Stanford Study Finds AI Beats Law Professors at Answering Legal Questions

By Abdul Wasay|2 months ago |

A new Stanford Law School study has delivered a striking result. Law professors overwhelmingly preferred AI-generated answers to student legal questions over answers written by fellow professors. The finding could reshape how legal education is delivered.

Stanford Law School Professor Julian Nyarko led the research. The study, titled “Law Professors Prefer AI Over Peer Answers,” involved 16 law professors across US law schools. It tested whether large language models could work as effective tutors for contract law courses.

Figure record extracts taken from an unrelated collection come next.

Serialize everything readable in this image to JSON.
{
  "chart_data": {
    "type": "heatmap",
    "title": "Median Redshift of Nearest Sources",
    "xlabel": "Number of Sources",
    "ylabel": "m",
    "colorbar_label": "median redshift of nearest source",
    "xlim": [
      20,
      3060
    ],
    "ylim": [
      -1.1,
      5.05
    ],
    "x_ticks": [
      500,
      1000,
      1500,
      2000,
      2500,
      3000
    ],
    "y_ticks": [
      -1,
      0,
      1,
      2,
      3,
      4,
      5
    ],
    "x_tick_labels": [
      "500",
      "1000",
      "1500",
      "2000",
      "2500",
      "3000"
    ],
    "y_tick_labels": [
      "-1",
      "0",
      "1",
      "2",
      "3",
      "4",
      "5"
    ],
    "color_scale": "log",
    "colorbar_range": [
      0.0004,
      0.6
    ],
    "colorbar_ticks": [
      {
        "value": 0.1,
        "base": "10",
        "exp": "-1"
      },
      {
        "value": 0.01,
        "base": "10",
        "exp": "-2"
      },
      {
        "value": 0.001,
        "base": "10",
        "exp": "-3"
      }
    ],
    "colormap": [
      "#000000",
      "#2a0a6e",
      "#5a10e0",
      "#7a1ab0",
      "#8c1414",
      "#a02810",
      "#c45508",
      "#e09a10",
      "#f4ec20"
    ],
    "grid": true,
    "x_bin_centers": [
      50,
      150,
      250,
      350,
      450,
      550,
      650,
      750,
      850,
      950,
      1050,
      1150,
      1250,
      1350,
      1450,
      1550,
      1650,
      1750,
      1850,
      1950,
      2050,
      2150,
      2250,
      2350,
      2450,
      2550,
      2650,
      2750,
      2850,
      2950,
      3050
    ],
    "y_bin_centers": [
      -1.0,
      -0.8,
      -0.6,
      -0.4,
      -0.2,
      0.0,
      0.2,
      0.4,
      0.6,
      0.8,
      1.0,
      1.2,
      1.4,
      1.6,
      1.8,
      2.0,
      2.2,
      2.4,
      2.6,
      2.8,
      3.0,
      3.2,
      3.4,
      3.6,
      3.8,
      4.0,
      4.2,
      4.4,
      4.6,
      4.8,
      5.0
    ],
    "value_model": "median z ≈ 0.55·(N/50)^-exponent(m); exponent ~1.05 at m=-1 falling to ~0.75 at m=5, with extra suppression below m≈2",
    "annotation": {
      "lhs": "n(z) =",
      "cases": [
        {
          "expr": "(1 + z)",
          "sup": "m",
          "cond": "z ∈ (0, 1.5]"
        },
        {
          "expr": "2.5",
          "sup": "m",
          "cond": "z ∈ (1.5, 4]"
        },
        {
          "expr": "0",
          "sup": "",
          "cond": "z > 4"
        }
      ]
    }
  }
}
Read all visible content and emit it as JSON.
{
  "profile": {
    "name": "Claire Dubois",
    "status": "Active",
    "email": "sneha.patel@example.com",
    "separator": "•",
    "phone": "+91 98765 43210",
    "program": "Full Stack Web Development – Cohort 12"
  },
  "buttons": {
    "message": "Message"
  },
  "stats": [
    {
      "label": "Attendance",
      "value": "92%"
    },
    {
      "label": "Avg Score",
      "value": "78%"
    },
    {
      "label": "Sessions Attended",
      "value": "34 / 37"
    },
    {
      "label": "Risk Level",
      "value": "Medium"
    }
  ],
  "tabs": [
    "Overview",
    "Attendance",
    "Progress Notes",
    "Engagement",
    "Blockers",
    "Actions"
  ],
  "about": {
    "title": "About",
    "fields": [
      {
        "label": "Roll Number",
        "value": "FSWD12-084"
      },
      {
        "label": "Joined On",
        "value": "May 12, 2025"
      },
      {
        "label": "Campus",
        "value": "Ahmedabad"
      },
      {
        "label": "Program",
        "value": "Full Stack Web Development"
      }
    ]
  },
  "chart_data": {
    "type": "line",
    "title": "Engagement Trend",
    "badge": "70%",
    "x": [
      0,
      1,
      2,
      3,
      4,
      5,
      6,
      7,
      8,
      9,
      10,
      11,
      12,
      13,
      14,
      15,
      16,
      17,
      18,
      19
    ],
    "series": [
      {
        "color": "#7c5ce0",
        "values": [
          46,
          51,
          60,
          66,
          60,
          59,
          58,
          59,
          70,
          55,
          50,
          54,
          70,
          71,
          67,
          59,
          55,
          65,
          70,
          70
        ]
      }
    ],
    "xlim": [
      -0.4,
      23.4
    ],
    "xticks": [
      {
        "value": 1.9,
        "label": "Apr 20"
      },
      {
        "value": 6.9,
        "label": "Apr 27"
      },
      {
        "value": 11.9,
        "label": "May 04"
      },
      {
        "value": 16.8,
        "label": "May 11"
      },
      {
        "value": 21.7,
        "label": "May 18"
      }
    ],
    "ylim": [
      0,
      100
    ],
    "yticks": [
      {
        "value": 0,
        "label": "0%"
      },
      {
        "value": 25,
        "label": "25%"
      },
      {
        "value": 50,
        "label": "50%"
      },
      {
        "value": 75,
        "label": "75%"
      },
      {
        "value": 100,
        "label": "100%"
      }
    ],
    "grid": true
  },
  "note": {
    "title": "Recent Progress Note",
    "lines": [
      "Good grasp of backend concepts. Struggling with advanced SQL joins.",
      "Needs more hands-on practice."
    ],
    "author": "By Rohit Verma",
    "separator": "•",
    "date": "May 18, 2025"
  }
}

The numbers are clear. In a blind evaluation of nearly 3,000 anonymized comparisons, professors rated AI responses significantly higher than human-written ones. AI won 75% of head-to-head matchups. Even more telling, professors flagged AI responses as pedagogically harmful only 3.5% of the time. Peer-written answers drew that same warning 12% of the time.

“We designed this study to be as rigorous as possible because the stakes are so high,” Nyarko explained. “Legal education is about training future lawyers to think critically, argue persuasively, and navigate ethical complexities. Our study makes important steps towards finding out whether AI could support that mission.”

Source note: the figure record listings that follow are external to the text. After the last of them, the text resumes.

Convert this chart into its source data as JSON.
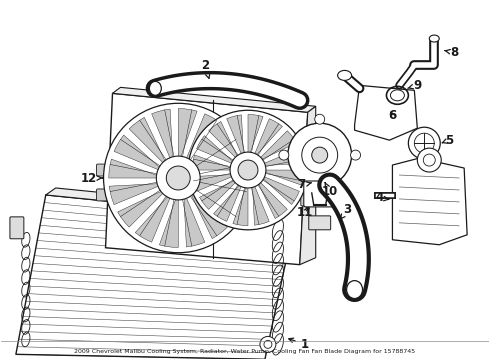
{
  "title": "2009 Chevrolet Malibu Cooling System, Radiator, Water Pump, Cooling Fan Fan Blade Diagram for 15788745",
  "bg": "#ffffff",
  "lc": "#1a1a1a",
  "fig_w": 4.9,
  "fig_h": 3.6,
  "dpi": 100
}
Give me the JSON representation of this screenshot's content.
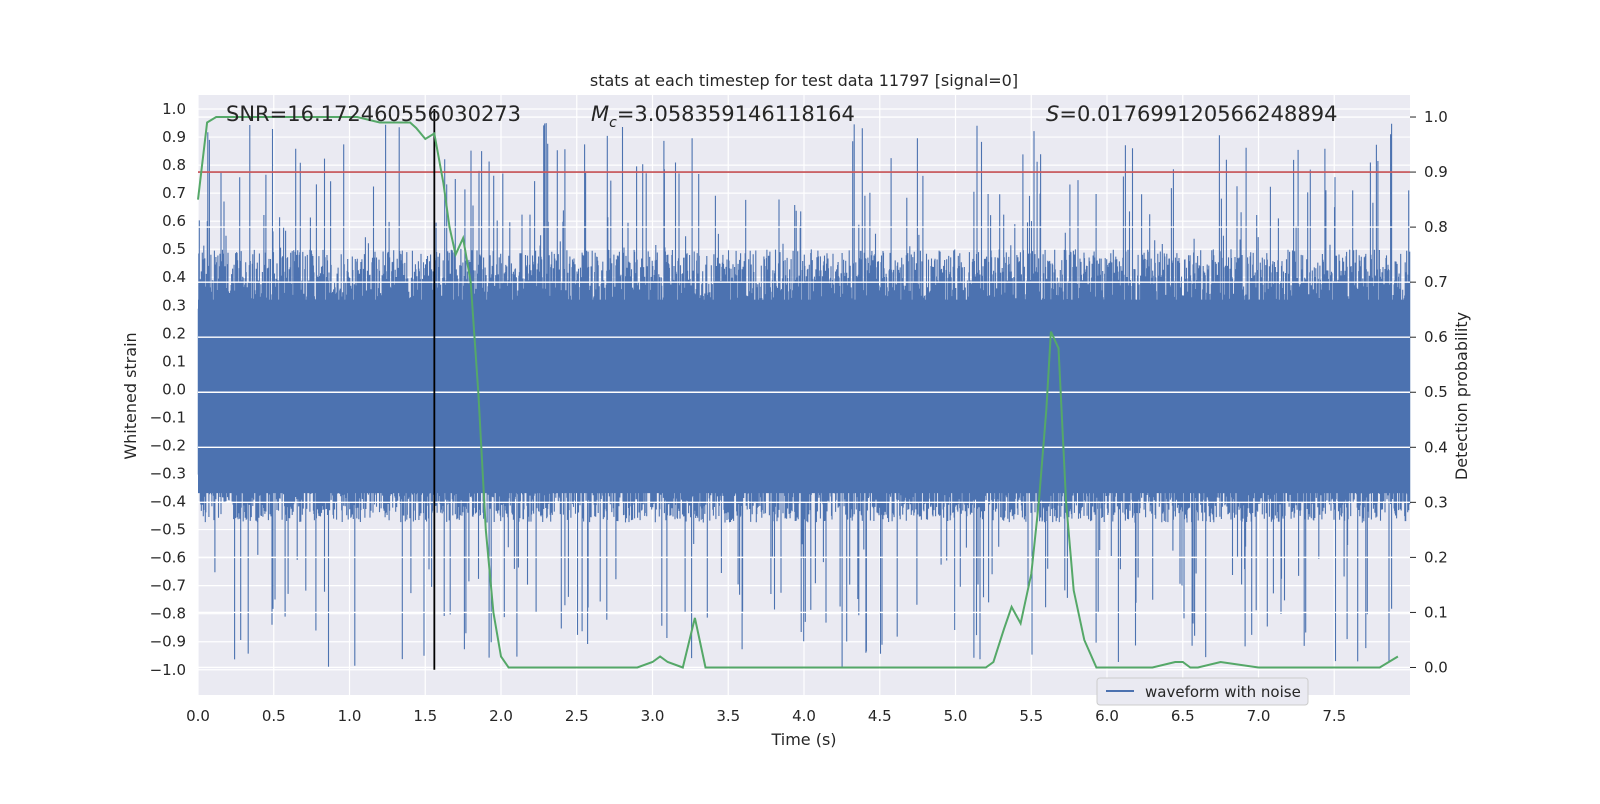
{
  "chart_data": {
    "type": "line",
    "title": "stats at each timestep for test data 11797 [signal=0]",
    "xlabel": "Time (s)",
    "ylabel_left": "Whitened strain",
    "ylabel_right": "Detection probability",
    "xlim": [
      0.0,
      8.0
    ],
    "ylim_left": [
      -1.09,
      1.05
    ],
    "ylim_right": [
      -0.05,
      1.04
    ],
    "xticks": [
      "0.0",
      "0.5",
      "1.0",
      "1.5",
      "2.0",
      "2.5",
      "3.0",
      "3.5",
      "4.0",
      "4.5",
      "5.0",
      "5.5",
      "6.0",
      "6.5",
      "7.0",
      "7.5"
    ],
    "yticks_left": [
      "1.0",
      "0.9",
      "0.8",
      "0.7",
      "0.6",
      "0.5",
      "0.4",
      "0.3",
      "0.2",
      "0.1",
      "0.0",
      "-0.1",
      "-0.2",
      "-0.3",
      "-0.4",
      "-0.5",
      "-0.6",
      "-0.7",
      "-0.8",
      "-0.9",
      "-1.0"
    ],
    "yticks_right": [
      "1.0",
      "0.9",
      "0.8",
      "0.7",
      "0.6",
      "0.5",
      "0.4",
      "0.3",
      "0.2",
      "0.1",
      "0.0"
    ],
    "grid": true,
    "legend_placement": "lower-right",
    "stats": {
      "snr": "SNR=16.172460556030273",
      "mc_symbol": "M",
      "mc_sub": "c",
      "mc_value": "=3.058359146118164",
      "s_symbol": "S",
      "s_value": "=0.017699120566248894"
    },
    "threshold": {
      "value": 0.9,
      "axis": "right",
      "color": "#c44e52"
    },
    "marker_line": {
      "x": 1.56,
      "y_range": [
        -1.0,
        1.0
      ],
      "color": "#000000"
    },
    "series": [
      {
        "name": "waveform with noise",
        "axis": "left",
        "color": "#4c72b0",
        "envelope": {
          "typical_peak": 0.5,
          "max_peak": 0.95,
          "min_trough": -1.0
        }
      },
      {
        "axis": "right",
        "color": "#55a868",
        "x": [
          0.0,
          0.06,
          0.12,
          0.3,
          0.6,
          0.9,
          1.05,
          1.2,
          1.35,
          1.4,
          1.44,
          1.5,
          1.56,
          1.62,
          1.66,
          1.7,
          1.75,
          1.8,
          1.85,
          1.9,
          1.95,
          2.0,
          2.05,
          2.15,
          2.25,
          2.35,
          2.45,
          2.55,
          2.7,
          2.9,
          3.0,
          3.05,
          3.1,
          3.2,
          3.28,
          3.35,
          3.43,
          3.5,
          3.55,
          3.7,
          3.9,
          4.1,
          4.3,
          4.5,
          4.7,
          4.9,
          5.0,
          5.1,
          5.2,
          5.25,
          5.32,
          5.37,
          5.43,
          5.5,
          5.55,
          5.6,
          5.63,
          5.68,
          5.73,
          5.78,
          5.85,
          5.93,
          6.0,
          6.1,
          6.3,
          6.45,
          6.5,
          6.55,
          6.6,
          6.75,
          7.0,
          7.2,
          7.4,
          7.6,
          7.8,
          7.92
        ],
        "y": [
          0.85,
          0.99,
          1.0,
          1.0,
          1.0,
          1.0,
          1.0,
          0.99,
          0.99,
          0.99,
          0.98,
          0.96,
          0.97,
          0.88,
          0.8,
          0.75,
          0.78,
          0.7,
          0.5,
          0.25,
          0.1,
          0.02,
          0.0,
          0.0,
          0.0,
          0.0,
          0.0,
          0.0,
          0.0,
          0.0,
          0.01,
          0.02,
          0.01,
          0.0,
          0.09,
          0.0,
          0.0,
          0.0,
          0.0,
          0.0,
          0.0,
          0.0,
          0.0,
          0.0,
          0.0,
          0.0,
          0.0,
          0.0,
          0.0,
          0.01,
          0.07,
          0.11,
          0.08,
          0.17,
          0.3,
          0.47,
          0.61,
          0.58,
          0.3,
          0.14,
          0.05,
          0.0,
          0.0,
          0.0,
          0.0,
          0.01,
          0.01,
          0.0,
          0.0,
          0.01,
          0.0,
          0.0,
          0.0,
          0.0,
          0.0,
          0.02
        ]
      }
    ]
  }
}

Stanford Law School Professor Julian Nyarko

The study stands out because legal reasoning rarely offers clean right-or-wrong answers. Most previous AI evaluations focused on subjects with clear solutions. Law demands judgment, nuanced reasoning, and the ability to navigate ambiguity. Nyarko said the team chose law precisely for that reason. He admitted the team was surprised by the size of the results.

The researchers designed the test carefully. Participants created 40 realistic contract law questions, wrote their own answers, then evaluated responses without knowing the source. The AI systems performed on par with the best human instructor in the study. The team also calibrated AI answers to match human responses in length and structure, then used multiple evaluation methods to ensure validity.

Yale Law School professor and co-author Sarath Sanga framed the core question simply. He said two opposing legal arguments can both be strong, so the team wanted to know whether AI could meet the professional standard lawyers use to judge each other. The answer, in this case, was yes. The paper drew co-authors from Yale, NYU, and the University of Chicago, among others.

The team tested specific models, including commercial tutoring systems and Google’s NotebookLM. Performance varied, but professors still often preferred AI even when context limits affected its answers.

Nyarko cautioned against overreaching. He stressed the team is not advocating wholesale adoption of AI tutors. However, he said blanket skepticism is equally unwarranted. He argued the conversation should move from whether AI can give high-quality answers to how schools can deploy it responsibly.

Nyarko is currently a Professor at Stanford Law School, the Faculty Director at liftlab, as well as a Senior Fellow at Stanford’s Human-Centered Artificial Intelligence (HAI).